Why is $\hat f(\xi)/\xi\in L^1(\mathbb R)$ when $f\in L^1$ is odd,$\hat f'(0)$ exists, and $\hat f(\xi)$ always has the same sign as $\xi$?
I need to prove:
If $f \in L^1(\mathbb{R})$ is an odd function such that its Fourier Transform $\hat{f}$ is differentiable at $\xi = 0$ and $\hat{f} \geq 0$ when $\xi \geq 0$, then $\hat{f}(\xi)/\xi \in L^1(\mathbb{R})$.
My work so far:
I have established (using only $f$ being odd) that we have $$\Gamma = \sup_{\alpha \geq 1} \left|\int_1^\alpha \frac{\hat{f}(\xi)}{\xi} \, d\xi\right| < \infty.$$ Now, $$\left\|\frac{\hat{f}(\xi)}{\xi}\right\| = \int_{-\infty}^{\infty} \left|\frac{\hat{f}(\xi)}{\xi}\right| \, d\xi= 2 \int_0^\infty \frac{\hat{f}(\xi)}{\xi} \, d\xi \\= 2 \left(\int_0^1 \frac{\hat{f}(\xi)}{\xi} \, d\xi + \int_1^\infty \frac{\hat{f}(\xi)}{\xi} \, d\xi\right) \leq 2\int_0^1 \frac{\hat{f}(\xi)}{\xi} \, d\xi+2\Gamma.$$ I am unsure how to proceed from here. I have not made use of assumption that $\hat{f}'(0)$ exists, but I am not sure how to use it.
As a follow-up: seems like a lot of questions on here have talked a lot about functions being odd and considering the Fourier Transform. Is there a particular reason, or is the theory for even functions simplified?

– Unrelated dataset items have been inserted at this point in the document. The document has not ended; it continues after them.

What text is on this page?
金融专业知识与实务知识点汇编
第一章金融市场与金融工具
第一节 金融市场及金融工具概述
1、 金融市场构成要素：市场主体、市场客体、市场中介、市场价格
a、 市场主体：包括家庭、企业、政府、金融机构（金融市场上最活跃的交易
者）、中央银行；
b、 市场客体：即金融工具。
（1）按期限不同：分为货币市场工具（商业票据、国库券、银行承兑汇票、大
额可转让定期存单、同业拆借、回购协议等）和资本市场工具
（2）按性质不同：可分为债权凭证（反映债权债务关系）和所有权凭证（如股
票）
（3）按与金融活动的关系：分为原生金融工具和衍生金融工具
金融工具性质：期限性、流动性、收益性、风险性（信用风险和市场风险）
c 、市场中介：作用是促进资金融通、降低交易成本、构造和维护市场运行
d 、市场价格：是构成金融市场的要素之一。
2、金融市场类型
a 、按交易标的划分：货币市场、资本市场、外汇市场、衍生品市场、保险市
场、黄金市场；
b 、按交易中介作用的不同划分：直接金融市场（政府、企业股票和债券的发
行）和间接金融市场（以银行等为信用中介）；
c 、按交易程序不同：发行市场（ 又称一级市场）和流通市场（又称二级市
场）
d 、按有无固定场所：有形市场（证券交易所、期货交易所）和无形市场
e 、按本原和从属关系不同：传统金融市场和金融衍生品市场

If $f$ is odd, then note that $$\int_{\mathbb R} f dx = \hat f(0)=0.$$ From the definition of differentiability, there exists $C\in\mathbb R$ such that $$ \lim_{h\to 0}\frac{\hat f(h)-\hat f(0)}h = C$$ as we have that $\hat f(0)=0$, this actually says that
$$ \lim_{h\to 0}\frac{\hat f(h) }h = C$$
And hence $\hat f(\xi)/\xi$ is a bounded function on the set $|\xi|<1$. The integrability follows.
(Its not clear to me where $\xi\ge0 \implies \hat f(\xi)\ge0$ would be used?)